Reste qu’avant la tentative d’assassinat, Scotland Yard a pu établir que les deux hommes ont voyagé à travers l’Europe avec leurs passeports douteux. Fontanka a trouvé des billets d’avion montrant qu’ils ont visité à plusieurs reprises Genève, Milan, Amsterdam et Paris après septembre 2016. La Suisse les a particuliè­rement intéressés, puisqu’ils s’y sont rendus au moins six fois durant les mois précédant l’attaque au Novitchok. Alexander Petrov se trouvait à Genève un peu moins d’un mois avant la tentative d’assassinat.

Face aux éléments accablants pour Moscou fournis par Scotland Yard, un ancien du KGB suggérait dès le 5 septembre une recette destinée à contrer Londres dans le champ médiatique. A savoir, le soir même des révélation­s, présenter dans une émission télé populaire les deux suspects, deux braves types pacifiques, entourés de leurs femme, enfants, amis… bref une scène «que n’importe quel journalist­e local pourrait facilement vérifier», ironisait dans son blog Guennadi Goudkov, vétéran des services secrets et ancien député d’opposition.

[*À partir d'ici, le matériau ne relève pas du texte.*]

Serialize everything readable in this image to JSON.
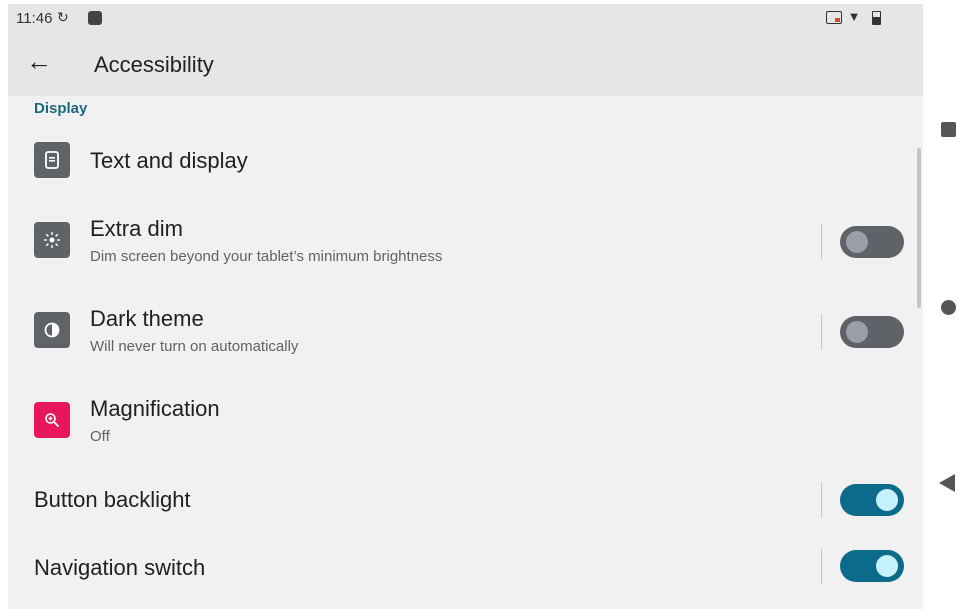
{
  "status_bar": {
    "time": "11:46",
    "icons": [
      "sync-icon",
      "app-notification-icon",
      "cast-icon",
      "wifi-icon",
      "battery-icon"
    ]
  },
  "app_bar": {
    "title": "Accessibility"
  },
  "section": {
    "label": "Display"
  },
  "items": [
    {
      "title": "Text and display",
      "icon": "text-display-icon"
    },
    {
      "title": "Extra dim",
      "subtitle": "Dim screen beyond your tablet’s minimum brightness",
      "icon": "extra-dim-icon",
      "toggle": false
    },
    {
      "title": "Dark theme",
      "subtitle": "Will never turn on automatically",
      "icon": "dark-theme-icon",
      "toggle": false
    },
    {
      "title": "Magnification",
      "subtitle": "Off",
      "icon": "magnification-icon"
    },
    {
      "title": "Button backlight",
      "toggle": true
    },
    {
      "title": "Navigation switch",
      "toggle": true
    }
  ],
  "colors": {
    "accent": "#0c6a8a",
    "section_header": "#1b6a7e",
    "magnification_icon_bg": "#e8175d",
    "icon_bg": "#5f6368"
  }
}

Mais Vladimir Poutine a mis huit jours pour suggérer qu’une telle réponse serait possible, et il faudra encore attendre «la semaine prochaine» pour qu’elle soit présentée au public. Il s’agit apparemmen­t de gagner du temps pour élaborer une mise en scène crédible. Toute la semaine dernière, le Ministère des affaires étrangères russe et les médias d’Etat ont cherché à discrédite­r les éléments d’enquête britanniqu­es à travers des explicatio­ns à caractère complotist­e.